Something’s Fishy About This Robot
Inspired by eels, researchers built a robot with a decentralized control system that can adapt to new environments and is robust to damage.
We know our own control system better than we know any other, so it is no wonder why roboticists tend to roughly mimic the human nervous system when designing their machines. A computer might take the place of the brain, and wires and sensors take the place of the spinal cord and nerves, but the same basic architecture, with a central processing unit, is apparent in both cases. It may seem obvious to us that this is the best way to go, but perhaps it would be worth taking a step back to reevaluate that assumption.
Consider the eel, for example. These sea creatures have a more distributed neural architecture that enables them to keep on swimming even if their spinal cords are completely severed. Not only does their unusual method of locomotion allow them to survive serious injuries, but it also makes them highly adaptable in a variety of environments. Both of these traits would be very useful in robots, but designing machines with these capabilities is extremely challenging.
So rather than starting from scratch, a group led by researchers at Tohoku University decided to borrow some ideas from the biology of eels. They have designed and built an eel-like robot that has multiple types of sensing units distributed around its body. These sensors do not need to send their data to a central control unit for processing, but rather can directly interact with their environment to produce coordinated locomotion.

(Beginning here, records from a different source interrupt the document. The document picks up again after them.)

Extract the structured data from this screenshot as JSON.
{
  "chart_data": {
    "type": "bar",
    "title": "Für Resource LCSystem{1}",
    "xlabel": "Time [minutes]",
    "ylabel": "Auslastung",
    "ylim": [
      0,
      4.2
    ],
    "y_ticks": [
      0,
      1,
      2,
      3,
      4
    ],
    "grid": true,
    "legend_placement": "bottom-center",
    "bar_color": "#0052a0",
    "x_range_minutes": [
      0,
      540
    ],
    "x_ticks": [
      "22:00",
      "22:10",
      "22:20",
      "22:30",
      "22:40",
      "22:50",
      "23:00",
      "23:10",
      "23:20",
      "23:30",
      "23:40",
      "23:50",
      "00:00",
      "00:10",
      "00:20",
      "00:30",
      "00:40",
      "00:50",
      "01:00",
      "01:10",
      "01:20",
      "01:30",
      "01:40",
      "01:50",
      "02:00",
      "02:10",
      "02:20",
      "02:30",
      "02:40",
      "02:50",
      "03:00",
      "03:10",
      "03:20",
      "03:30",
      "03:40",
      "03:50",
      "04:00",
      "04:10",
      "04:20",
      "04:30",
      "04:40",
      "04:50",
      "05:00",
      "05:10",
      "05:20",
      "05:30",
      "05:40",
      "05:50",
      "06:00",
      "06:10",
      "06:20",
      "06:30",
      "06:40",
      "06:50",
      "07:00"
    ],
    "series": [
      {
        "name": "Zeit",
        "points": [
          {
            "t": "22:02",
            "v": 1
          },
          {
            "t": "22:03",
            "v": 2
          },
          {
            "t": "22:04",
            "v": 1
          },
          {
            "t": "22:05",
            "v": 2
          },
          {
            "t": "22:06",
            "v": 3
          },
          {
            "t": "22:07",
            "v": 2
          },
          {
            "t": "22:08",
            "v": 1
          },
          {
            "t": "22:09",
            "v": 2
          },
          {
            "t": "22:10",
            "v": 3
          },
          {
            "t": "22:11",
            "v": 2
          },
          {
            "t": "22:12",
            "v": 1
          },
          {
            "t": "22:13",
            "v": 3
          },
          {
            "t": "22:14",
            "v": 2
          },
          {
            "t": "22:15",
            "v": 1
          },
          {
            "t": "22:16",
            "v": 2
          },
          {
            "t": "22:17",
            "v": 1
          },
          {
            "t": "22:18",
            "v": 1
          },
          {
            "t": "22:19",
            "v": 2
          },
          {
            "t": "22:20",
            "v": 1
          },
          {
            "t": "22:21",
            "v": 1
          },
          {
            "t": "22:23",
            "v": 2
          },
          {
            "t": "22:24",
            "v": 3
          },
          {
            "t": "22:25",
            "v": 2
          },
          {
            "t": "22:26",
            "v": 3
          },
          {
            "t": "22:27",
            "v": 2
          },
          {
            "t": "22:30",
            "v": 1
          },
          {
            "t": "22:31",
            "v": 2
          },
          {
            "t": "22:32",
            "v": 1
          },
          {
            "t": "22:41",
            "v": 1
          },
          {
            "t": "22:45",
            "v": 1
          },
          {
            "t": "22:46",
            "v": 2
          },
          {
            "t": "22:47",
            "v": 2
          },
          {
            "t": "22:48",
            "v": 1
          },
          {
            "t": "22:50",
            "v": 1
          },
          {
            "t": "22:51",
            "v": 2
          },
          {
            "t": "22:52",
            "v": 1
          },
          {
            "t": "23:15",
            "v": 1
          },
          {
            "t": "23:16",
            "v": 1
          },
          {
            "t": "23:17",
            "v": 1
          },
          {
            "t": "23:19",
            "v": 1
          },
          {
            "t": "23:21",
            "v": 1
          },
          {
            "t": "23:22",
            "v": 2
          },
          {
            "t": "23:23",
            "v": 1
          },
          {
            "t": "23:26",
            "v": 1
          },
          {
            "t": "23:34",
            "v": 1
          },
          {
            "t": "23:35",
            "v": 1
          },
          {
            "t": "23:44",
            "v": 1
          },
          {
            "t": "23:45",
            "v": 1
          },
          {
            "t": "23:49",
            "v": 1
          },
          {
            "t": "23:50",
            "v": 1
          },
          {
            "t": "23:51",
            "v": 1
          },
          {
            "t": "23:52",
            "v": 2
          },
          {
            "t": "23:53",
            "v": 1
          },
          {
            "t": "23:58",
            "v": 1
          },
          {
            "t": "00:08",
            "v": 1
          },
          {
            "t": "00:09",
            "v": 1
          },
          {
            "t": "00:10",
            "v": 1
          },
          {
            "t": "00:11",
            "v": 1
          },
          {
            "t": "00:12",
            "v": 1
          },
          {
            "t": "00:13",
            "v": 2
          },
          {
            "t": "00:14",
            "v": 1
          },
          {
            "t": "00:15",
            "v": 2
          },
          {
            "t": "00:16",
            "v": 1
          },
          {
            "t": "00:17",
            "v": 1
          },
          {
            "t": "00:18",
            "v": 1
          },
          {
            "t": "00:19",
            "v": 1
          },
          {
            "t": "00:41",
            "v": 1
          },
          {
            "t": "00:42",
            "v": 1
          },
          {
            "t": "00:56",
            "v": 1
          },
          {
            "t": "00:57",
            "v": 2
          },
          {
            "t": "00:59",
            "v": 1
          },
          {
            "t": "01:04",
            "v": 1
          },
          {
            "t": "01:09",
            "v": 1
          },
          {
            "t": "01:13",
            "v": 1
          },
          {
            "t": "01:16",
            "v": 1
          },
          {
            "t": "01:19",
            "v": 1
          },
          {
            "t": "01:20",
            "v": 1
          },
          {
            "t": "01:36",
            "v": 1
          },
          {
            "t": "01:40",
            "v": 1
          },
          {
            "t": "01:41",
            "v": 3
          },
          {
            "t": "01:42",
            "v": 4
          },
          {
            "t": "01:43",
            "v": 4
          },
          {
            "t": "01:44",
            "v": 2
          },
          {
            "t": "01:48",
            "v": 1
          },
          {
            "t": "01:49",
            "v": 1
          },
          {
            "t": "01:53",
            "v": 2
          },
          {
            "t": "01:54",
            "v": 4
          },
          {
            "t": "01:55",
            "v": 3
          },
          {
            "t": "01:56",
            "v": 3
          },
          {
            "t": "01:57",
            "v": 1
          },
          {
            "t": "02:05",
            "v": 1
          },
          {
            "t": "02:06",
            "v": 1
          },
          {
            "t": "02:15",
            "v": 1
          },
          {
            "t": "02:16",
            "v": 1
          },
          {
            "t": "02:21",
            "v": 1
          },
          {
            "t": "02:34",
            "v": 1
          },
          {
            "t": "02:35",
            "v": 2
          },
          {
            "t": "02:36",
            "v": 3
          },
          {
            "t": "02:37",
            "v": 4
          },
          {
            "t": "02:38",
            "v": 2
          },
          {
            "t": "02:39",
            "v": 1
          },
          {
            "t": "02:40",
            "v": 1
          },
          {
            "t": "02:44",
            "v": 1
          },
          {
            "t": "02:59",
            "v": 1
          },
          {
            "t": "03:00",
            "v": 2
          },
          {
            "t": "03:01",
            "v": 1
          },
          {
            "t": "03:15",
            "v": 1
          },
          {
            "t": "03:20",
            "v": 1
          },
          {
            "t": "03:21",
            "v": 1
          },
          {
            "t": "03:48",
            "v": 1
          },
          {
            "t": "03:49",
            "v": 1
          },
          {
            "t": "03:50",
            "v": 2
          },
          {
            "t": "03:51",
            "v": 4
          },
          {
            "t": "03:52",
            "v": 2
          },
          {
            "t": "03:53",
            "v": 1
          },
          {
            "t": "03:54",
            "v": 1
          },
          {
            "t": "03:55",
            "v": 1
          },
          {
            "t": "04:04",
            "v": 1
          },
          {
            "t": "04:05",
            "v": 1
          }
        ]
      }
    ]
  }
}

The researchers integrated two kinds of sensory feedback — stretch signals from the body and pressure feedback from the skin — into a mathematical model of neural circuits. In simulations and robotic tests, these distributed loops quickly produced stable swimming patterns without heavy reliance on centralized processing.
The model assumes that each body segment has its own local control unit, much like the biological central pattern generators found in vertebrate spinal cords. These local circuits are capable of producing rhythmic movements on their own but are further stabilized and coordinated by incoming sensory feedback.
A robotic eel built by the team using their control system not only swam effectively in water, but also managed to crawl across land and maneuver around obstacles. Stretch feedback proved particularly important on land, as it enabled the body to push against fixed objects to generate forward thrust. This is important because it shows that the same underlying control scheme that drives aquatic swimming can also be repurposed for terrestrial locomotion.
This work proves that by embracing distributed architectures and local feedback loops, roboticists can create machines that are more robust, adaptable, and capable of thriving in uncertain environments. Eels may not look like much of an engineering role model at first glance, but as this study shows, their neural design could help us to create the next generation of robots.